Extrapulmonary Manifestations of HES
More common in men than in women, HES occurs between the ages of 20 and 50 and is characterized by significant extrapulmonary involvement, including infiltration of the heart, GI tract, kidney, liver, joints, and skin. Cardiac involvement includes myocarditis and/or endomyocardial fibrosis, as well as a restrictive cardiomyopathy.
Pulmonary Manifestations of HES
Similar to the other pulmonary eosinophilic syndromes, these HES are manifest by high levels of blood, BAL, and tissue eosinophilia. Lung involvement occurs in 40% of these patients and is characterized by cough and dyspnea, as well as pulmonary infiltrates. Although it is often difficult to discern the pulmonary infiltrates and effusions seen on chest x-ray from pulmonary edema resulting from cardiac involvement, CT scan findings include interstitial infiltrates, ground-glass opacities, and small nodules. HES are typically not associated with ANCA or elevated IgE.

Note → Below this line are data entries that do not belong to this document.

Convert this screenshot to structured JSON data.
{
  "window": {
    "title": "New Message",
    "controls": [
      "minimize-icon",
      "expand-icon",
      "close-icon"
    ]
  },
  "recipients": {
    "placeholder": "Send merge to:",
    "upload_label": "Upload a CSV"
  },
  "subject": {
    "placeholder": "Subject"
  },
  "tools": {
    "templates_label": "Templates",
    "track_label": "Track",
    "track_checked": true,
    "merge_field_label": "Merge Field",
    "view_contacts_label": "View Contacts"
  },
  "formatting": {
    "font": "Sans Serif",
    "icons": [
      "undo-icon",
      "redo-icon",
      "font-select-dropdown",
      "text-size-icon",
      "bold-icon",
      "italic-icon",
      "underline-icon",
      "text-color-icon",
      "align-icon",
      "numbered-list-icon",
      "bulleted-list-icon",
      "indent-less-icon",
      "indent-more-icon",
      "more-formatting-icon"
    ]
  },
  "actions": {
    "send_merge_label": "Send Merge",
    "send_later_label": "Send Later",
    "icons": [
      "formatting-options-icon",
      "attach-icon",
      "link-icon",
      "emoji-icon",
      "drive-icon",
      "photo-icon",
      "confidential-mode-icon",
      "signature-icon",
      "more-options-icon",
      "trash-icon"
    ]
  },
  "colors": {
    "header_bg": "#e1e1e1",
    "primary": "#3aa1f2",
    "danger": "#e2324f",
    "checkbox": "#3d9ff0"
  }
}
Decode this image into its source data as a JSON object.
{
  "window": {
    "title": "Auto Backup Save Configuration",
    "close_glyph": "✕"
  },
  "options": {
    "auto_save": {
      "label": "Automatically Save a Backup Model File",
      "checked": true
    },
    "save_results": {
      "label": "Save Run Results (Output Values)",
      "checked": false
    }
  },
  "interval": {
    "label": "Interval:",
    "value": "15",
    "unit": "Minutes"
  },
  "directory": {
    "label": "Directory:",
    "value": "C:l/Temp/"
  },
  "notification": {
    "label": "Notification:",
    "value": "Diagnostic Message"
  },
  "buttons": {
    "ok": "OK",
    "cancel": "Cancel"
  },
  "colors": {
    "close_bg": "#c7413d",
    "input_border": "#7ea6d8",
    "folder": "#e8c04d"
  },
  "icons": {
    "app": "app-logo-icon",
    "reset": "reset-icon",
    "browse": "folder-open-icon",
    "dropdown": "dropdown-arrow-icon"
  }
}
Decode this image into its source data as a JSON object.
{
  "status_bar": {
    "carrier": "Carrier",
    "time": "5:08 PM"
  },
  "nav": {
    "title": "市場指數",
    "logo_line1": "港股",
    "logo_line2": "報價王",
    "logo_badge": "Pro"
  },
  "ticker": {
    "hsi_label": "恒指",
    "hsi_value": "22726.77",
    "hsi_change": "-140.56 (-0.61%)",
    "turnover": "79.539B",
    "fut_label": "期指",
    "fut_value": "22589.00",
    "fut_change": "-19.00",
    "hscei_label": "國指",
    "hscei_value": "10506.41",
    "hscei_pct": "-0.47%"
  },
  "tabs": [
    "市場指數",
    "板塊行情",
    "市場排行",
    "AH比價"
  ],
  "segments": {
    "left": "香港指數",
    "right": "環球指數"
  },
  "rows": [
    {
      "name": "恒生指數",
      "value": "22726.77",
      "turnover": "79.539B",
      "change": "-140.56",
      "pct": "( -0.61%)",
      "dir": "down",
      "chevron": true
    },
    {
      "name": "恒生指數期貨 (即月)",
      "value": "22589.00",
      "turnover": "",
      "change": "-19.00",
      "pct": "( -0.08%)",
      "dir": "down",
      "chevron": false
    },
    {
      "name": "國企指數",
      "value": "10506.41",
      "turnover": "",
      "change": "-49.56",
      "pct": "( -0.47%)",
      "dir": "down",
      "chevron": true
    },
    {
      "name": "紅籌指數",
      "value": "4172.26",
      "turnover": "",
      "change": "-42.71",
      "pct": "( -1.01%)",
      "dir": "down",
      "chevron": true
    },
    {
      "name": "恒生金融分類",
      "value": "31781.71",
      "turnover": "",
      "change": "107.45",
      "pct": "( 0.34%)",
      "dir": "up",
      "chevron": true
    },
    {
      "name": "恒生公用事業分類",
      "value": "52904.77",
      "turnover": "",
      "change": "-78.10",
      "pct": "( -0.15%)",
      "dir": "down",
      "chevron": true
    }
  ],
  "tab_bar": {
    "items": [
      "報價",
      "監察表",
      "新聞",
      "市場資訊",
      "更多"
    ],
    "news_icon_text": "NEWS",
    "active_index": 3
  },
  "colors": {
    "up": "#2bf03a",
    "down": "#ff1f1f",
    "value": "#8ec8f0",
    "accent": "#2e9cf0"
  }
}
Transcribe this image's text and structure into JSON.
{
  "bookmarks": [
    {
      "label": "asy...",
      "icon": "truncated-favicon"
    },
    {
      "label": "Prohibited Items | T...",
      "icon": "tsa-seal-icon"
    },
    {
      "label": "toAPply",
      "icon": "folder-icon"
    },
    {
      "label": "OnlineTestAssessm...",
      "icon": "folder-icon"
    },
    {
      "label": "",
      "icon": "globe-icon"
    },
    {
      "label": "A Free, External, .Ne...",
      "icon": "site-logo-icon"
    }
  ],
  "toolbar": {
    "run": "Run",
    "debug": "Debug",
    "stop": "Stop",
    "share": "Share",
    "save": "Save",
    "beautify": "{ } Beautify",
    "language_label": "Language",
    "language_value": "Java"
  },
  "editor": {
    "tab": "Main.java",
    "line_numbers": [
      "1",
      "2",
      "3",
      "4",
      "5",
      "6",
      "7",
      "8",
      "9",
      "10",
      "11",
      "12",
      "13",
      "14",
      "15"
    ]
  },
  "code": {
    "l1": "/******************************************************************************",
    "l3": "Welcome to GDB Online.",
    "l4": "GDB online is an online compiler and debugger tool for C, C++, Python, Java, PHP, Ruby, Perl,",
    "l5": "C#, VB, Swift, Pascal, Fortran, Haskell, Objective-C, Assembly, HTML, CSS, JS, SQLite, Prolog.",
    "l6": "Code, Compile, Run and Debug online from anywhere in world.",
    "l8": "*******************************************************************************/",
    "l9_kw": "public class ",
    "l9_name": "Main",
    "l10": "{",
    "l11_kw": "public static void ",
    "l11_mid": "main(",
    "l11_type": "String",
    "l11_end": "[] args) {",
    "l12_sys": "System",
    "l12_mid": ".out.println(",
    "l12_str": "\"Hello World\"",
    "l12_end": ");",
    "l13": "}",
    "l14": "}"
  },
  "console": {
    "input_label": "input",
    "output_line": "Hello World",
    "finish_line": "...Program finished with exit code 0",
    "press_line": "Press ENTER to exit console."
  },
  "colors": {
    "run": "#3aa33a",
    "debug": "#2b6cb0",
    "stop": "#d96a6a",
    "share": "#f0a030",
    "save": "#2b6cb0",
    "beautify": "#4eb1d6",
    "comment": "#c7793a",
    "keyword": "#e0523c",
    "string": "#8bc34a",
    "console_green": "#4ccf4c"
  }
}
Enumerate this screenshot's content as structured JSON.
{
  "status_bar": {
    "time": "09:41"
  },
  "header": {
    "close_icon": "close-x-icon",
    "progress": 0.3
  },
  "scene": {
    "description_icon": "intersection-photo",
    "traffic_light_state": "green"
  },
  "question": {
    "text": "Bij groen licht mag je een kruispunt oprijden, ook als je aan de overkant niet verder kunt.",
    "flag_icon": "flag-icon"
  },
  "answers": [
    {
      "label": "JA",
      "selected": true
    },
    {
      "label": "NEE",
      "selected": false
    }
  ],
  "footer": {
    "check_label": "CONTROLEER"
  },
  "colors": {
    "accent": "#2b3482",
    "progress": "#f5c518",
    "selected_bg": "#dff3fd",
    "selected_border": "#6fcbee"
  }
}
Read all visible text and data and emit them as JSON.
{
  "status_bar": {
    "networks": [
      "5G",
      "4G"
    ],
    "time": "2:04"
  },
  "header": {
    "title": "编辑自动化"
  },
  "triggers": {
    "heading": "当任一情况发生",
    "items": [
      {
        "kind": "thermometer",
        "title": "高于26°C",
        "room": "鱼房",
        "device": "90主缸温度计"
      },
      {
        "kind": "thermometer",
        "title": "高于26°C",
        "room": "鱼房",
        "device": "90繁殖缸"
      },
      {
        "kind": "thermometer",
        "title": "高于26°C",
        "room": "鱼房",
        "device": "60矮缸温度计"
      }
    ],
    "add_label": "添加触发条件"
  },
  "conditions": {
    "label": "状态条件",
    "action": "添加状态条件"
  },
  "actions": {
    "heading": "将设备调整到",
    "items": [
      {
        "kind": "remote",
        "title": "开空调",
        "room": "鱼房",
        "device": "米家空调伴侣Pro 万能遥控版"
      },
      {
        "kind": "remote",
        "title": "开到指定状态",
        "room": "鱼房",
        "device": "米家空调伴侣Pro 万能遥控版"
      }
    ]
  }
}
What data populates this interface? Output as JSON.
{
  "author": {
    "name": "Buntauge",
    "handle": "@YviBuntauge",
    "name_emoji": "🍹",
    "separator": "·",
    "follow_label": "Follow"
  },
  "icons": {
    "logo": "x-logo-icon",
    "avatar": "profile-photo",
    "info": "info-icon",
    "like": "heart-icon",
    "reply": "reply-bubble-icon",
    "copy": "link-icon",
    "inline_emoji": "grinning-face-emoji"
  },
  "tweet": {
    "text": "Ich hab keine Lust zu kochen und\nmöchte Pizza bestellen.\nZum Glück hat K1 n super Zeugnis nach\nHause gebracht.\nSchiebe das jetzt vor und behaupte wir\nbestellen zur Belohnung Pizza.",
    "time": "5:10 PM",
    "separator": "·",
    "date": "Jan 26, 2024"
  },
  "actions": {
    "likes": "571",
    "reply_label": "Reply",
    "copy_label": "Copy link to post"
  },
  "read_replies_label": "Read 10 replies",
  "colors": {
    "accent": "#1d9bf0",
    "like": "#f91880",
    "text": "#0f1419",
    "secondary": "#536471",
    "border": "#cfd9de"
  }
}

Course and Response to Therapy
Unlike the other pulmonary eosinophilic syndromes, less than half of patients with these HES respond to corticosteroids as first-line therapy. Although other treatment options include hydroxyurea, cyclosporine, and interferon, the tyrosine kinase inhibitor imatinib has emerged as an important therapeutic option for patients with the myeloproliferative variant. Anti-IL-5 therapy with mepolizumab also holds promise for these patients and is currently being investigated.